"The second main point of the Complaint against Dr. Clark concerns, in the words of the complainants, 'his view of the relation of the faculty of knowledge, the intellectual faculty, to other faculties of the soul.' I have re-read the material the complainants offer on this point, and also its refutation in The Answer. I think that the points of difference between Dr. Clark and his accusers may, in the main, be summarized as follows:
1. The complainants hold to the trichotomous diviation or distinction of the human soul into its faculties, and apply this also to God. In the human soul they distinguish between intellect, emotion, and will. Dr. Clark prefers the dichotomous distinction of intellect and will, refuses to speak of emotion as a separate faculty, and considers the emotions as aspects of the intellect and will. And he, too, applies this distinction to God. . . .

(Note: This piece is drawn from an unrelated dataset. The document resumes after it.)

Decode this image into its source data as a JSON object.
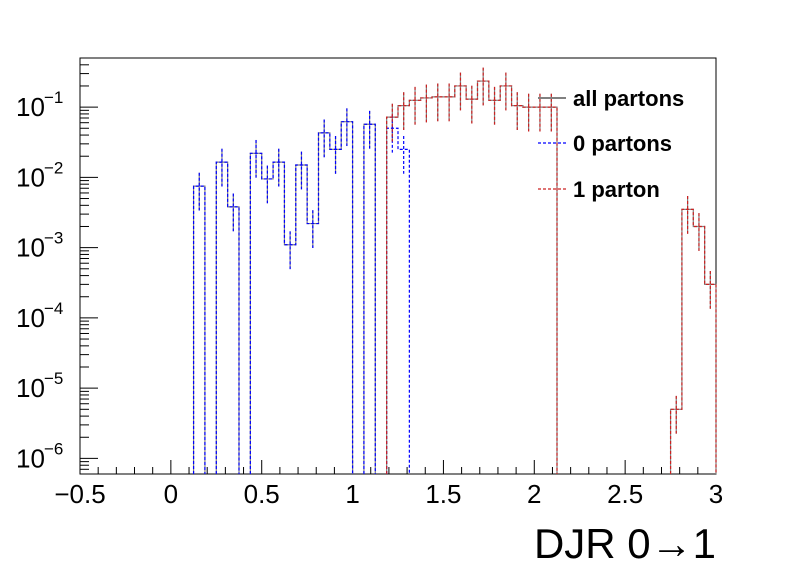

The Answer makes plain that Dr. Clark does not dney the reality of emotions in God, but gives them a different connotation from that of the complainants, and assigns to them a position different from that which the latter assign to them, in relation to God's intellect and will. The complainants make of the emotions in God a separate faculty, next to, and on a level with intellect and will. Dr. Clark gives them a subordinate position, and explains them as aspects or functions of God's intellect and will. From The Answer we quote:
Dr. Clark never made any 'forthright denial of anything that might be called emotion in God.' Love or wrath 'might be called an emotion.' Dr. Clark did not deny love and wrath to God. He holds that while some people might call God's love and wrath emotions, it is better to classify them as volitions. In this Dr. Clark is in accord with a large section of theology and of literary usage [27].
It would seem, then, that the chief point of difference between the complainants and Dr. Clark may be stated thus, that the former hold to the trichotomous, the latter to the dichotomous, distinction as applied to human and 'divine psychology.' (I must not be held responsible for the latter term.)" -Herman Hoeksema, The Clark-Van Til Controvery, Pg. 24 - 26
John Calvin in his Institutes also says that man has two faculties consisting of intellect and will. There might be some out there who may want to discredit what I teach and say along with what Dr. Clark also taught and said in his writings. So I will quote Calvin himself.
"We are constrained to depart a little from the mode of instruction, because the philosophers, being ignorant of the corruption of nature proceeding from the punishment of the fall, improperly confound two very different states of mankind. Let us, therefore, submit the following division - that the human soul has two faculties which relate to our present design, the understanding and the will. Now, let it be the office of the understanding to discriminate between objects, as they shall respectively appear deserving of approbation or disapprobation; but of the will, to choose and follow what the understanding shall have pronounced to be good; to abhor and avoid what it shall have condemned. Here let us not stay to discuss those subtleties of Aristotle, that the mind has no motion of itself, but that it is moved by the choice, which he also calls the appetitive intellect." - John Calvin, The Institutes, I. XV. VII.